La croissance du PIB en plein ralentissement au Nouveau-Brunswick

Selon les prévisions du Conference Board du Canada, la croissance du produit intérieur brut (PIB) réel au Nouveau-Brunswick accusera cette année un fort ralentissement, passant de 1,9% en 2017 à 1,3%. Une nouvelle alarmante selon les économistes.

Selon les analyses du Conference Board du Canada, organisme spécialisé dans les prévisions économiques, un certain nombre de secteurs très dynamiques en 2017 ne connaîtront pas un essor significatif en 2018, expliquant la faible croissance du PIB du Nouveau-Brunswick.

Le PIB représente la somme des valeurs de tous les biens et services produits dans un territoire donné au cours d’une année.

Parmi ces domaines en perte de vitesse, le secteur manufacturier et le secteur de la construction devraient pâtir de nouvelles réglementations et de l’instauration de tarifs sur le bois d’oeuvre.

Le secteur de la pêche, qui a connu une «année record» en 2017 selon l’économiste et directeur de l’École des hautes études publiques de l’Université de Moncton, Pierre-Marcel Desjardins, sera lui aussi ralenti.

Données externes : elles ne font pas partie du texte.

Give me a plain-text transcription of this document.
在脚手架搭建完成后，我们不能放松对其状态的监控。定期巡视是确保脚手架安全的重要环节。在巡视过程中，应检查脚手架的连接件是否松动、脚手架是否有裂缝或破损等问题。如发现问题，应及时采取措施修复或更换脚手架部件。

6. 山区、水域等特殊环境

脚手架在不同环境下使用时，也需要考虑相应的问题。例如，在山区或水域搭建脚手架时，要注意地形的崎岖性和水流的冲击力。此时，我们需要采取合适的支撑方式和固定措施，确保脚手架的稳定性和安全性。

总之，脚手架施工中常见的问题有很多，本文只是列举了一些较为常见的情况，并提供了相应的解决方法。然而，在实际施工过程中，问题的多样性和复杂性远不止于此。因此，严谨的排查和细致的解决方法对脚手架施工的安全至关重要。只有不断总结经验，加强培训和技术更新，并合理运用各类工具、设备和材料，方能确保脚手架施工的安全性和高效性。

«Cette année, il y a un mot qui résume les défis de la pêche, c’est le mot baleine. Les quotas ont été réduits (pas en raison des baleines, mais bien pour gérer les stocks: NDLR), et ce que j’ai compris, c’est qu’on va avoir plus de difficultés à remplir les quotas qui sont déjà moindres qu’en 2017», commente-t-il.

La mort de 18 baleines dans les eaux canadiennes et américaines l’été dernier –notamment à cause de collisions avec des navires ou d’enchevêtrement dans des engins de pêche– a conduit le gouvernement fédéral à fermer des zones de pêche pour protéger les cétacés. Les baleines noires sont une espèce en voie de disparition.

Selon le Conference Board, d’autres facteurs pèsent dans la balance et gênent une plus forte croissance. C’est par exemple le cas de l’augmentation des taux d’intérêt, qui freinent l’obtention de crédit à la consommation et réduisent la demande.

Le secteur des services devrait toutefois continuer de croître en 2018. La directrice des prévisions provinciales du Conference Board, Marie-Christine Bernard, indique ainsi que l’annonce de la Banque TD de créer un centre à Dieppe et de créer plusieurs centaines d’emplois sera un coup de pouce certain pour l’économie de la province.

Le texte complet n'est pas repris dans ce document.